5. In the metrics section, the authors employed AP (Average Precision), pixel-level AP, Dice coefficient, and IoU (Intersection over Union) to evaluate algorithm performance. However, the definitions of these metrics were not introduced. Therefore, the authors should add the definitions of the aforementioned metrics in the metrics section, and provide formulas if necessary for clarity.

 

6. In Table 2, the authors presented a large amount of data. Therefore, the authors should add explanations in Section 4 to guide readers on how to readand understand this table. For example, clarify whether higher or lower values of thesemetrics indicate better performance. Additionally, while the qualitative analysis in Section 4 is valuable, it is insufficient. A detailed quantitative analysis of Table 2 should also be provided to strengthen the discussion.

 

Author Response

Please see the attachment.

Author Response File: Author Response.pdf

Reviewer 3 Report

Comments and Suggestions for Authors

The manuscript presents a benchmarking study on various anomaly detection (AD) methods for identifying extracardiac findings (ECFs) in cardiac MRI. The authors compare 20 state-of-the-art (SOTA) unsupervised, semi-supervised, and open-set supervised methods against fully supervised baselines. The study highlights the limitations of AD methods in handling the complex anatomical structures present in cardiac MRI and suggests that further research is needed in this area.
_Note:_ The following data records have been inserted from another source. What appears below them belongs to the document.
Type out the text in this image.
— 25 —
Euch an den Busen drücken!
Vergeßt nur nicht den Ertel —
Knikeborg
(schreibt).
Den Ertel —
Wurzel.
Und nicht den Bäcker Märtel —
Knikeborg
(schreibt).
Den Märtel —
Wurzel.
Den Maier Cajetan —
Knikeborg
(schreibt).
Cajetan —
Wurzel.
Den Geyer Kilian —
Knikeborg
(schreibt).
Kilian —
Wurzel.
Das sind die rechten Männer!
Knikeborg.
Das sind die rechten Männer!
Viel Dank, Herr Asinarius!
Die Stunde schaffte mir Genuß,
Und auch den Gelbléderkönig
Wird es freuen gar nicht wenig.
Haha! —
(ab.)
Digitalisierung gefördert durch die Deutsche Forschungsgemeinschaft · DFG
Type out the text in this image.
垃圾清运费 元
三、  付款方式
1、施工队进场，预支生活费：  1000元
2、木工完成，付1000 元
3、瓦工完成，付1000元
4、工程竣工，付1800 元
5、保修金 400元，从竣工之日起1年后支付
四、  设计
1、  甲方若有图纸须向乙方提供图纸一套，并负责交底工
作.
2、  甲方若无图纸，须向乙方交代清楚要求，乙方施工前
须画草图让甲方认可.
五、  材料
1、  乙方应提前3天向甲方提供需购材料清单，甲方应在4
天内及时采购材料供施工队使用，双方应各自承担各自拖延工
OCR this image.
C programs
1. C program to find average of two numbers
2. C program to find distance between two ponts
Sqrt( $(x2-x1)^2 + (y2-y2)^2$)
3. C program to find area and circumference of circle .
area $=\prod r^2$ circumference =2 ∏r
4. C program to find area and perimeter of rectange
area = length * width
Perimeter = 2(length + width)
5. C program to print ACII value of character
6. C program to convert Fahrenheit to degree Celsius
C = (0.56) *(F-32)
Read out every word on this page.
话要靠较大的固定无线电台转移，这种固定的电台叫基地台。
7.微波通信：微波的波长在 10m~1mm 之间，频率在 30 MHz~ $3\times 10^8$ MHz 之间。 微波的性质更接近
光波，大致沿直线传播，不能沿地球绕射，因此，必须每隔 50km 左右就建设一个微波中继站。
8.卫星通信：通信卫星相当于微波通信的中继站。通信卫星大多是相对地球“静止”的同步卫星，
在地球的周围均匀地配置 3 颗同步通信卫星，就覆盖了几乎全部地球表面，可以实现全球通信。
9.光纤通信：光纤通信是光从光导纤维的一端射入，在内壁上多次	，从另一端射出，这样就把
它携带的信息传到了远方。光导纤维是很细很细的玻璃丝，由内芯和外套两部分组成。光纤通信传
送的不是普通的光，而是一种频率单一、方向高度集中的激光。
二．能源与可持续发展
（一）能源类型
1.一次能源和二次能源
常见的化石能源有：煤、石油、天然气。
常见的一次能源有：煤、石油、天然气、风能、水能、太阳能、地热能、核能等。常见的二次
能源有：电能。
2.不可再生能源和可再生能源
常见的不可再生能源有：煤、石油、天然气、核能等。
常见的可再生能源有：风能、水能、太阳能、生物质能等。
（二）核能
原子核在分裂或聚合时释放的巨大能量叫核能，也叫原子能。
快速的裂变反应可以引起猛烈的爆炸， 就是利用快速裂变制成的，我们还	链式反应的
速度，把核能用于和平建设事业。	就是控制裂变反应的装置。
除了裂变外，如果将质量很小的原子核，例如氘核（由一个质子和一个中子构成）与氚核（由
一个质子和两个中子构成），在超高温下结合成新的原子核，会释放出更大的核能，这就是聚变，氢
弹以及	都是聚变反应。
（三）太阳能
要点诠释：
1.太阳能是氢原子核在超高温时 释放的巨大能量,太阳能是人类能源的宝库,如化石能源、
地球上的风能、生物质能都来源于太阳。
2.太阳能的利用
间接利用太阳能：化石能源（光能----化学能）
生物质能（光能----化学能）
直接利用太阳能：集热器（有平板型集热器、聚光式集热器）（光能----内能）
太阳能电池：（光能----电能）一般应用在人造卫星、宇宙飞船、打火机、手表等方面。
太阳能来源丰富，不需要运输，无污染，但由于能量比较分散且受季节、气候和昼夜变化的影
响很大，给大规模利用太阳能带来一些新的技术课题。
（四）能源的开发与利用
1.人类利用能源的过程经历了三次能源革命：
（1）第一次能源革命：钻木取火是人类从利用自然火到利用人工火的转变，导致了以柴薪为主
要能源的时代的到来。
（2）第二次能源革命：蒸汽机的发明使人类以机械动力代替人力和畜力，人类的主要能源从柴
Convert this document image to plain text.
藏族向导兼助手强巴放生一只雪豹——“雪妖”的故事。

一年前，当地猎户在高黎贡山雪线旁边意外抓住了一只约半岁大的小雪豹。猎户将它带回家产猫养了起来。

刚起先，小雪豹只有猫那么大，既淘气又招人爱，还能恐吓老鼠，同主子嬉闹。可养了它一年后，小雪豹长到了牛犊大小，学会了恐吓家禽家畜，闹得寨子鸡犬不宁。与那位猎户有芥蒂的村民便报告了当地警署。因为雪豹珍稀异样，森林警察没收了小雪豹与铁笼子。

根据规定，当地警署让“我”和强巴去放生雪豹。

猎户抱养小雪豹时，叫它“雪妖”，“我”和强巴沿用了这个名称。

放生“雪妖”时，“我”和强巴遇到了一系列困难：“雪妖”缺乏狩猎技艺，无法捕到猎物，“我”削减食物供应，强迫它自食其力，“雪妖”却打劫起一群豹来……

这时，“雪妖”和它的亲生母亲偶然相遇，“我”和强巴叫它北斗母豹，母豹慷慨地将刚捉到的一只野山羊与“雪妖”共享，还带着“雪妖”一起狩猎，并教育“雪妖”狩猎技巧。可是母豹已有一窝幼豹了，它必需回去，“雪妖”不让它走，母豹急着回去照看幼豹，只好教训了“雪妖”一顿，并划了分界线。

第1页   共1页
• While the paper highlights the poor performance of AD methods in detecting ECFs, it does not explore potential improvements or alternatives. Could you discuss ways to enhance AD models, such as integrating domain-specific feature learning or hybrid approaches combining supervised and unsupervised techniques?
• The study is based on an in-house dataset, which limits generalizability. There is no discussion on how well the findings might translate to other CMR datasets or different clinical environments. Could you explicitly address dataset biases and potential domain adaptation techniques?
• The manuscript briefly mentions previous supervised ECF detection approaches but lacks an in-depth comparison. Including a detailed discussion on how the benchmarked methods compare to prior supervised ECF detection models would strengthen the study.
• While hyperparameter tuning is mentioned, detailed information on optimization procedures is missing. A supplementary table summarizing hyperparameter search strategies for each model would improve transparency.
• The dataset is not publicly available, and access is restricted on a case-by-case basis. Could you clarify under what conditions researchers can access the dataset to reproduce findings?
• It would be better to include references to recent advancements in anomaly detection for medical imaging (if available).
• Some sections introduce too many technical terms in a single sentence, making comprehension difficult for non-specialist readers. It's recommended to run a thorough proofreading or use professional language editing software.

The manuscript presents a well-executed benchmarking study with significant contributions to anomaly detection in cardiac MRI. However, improvements are needed in discussing dataset limitations, potential methodological enhancements, and comparison with prior work.

Comments on the Quality of English Language

Some sections introduce too many technical terms in a single sentence, making comprehension difficult for non-specialist readers. It's recommended to run a thorough proofreading or use professional language editing software.

Author Response

Please see the attachment.

Author Response File: Author Response.pdf

Round 2

Reviewer 2 Report

Comments and Suggestions for Authors

I have no comments now.

Reviewer 3 Report

Comments and Suggestions for Authors

Authors have included almost all of the reviewer's suggestions and answered to all of the questions. Current version of the manuscript meets the standards of the Applied Sciences Journal.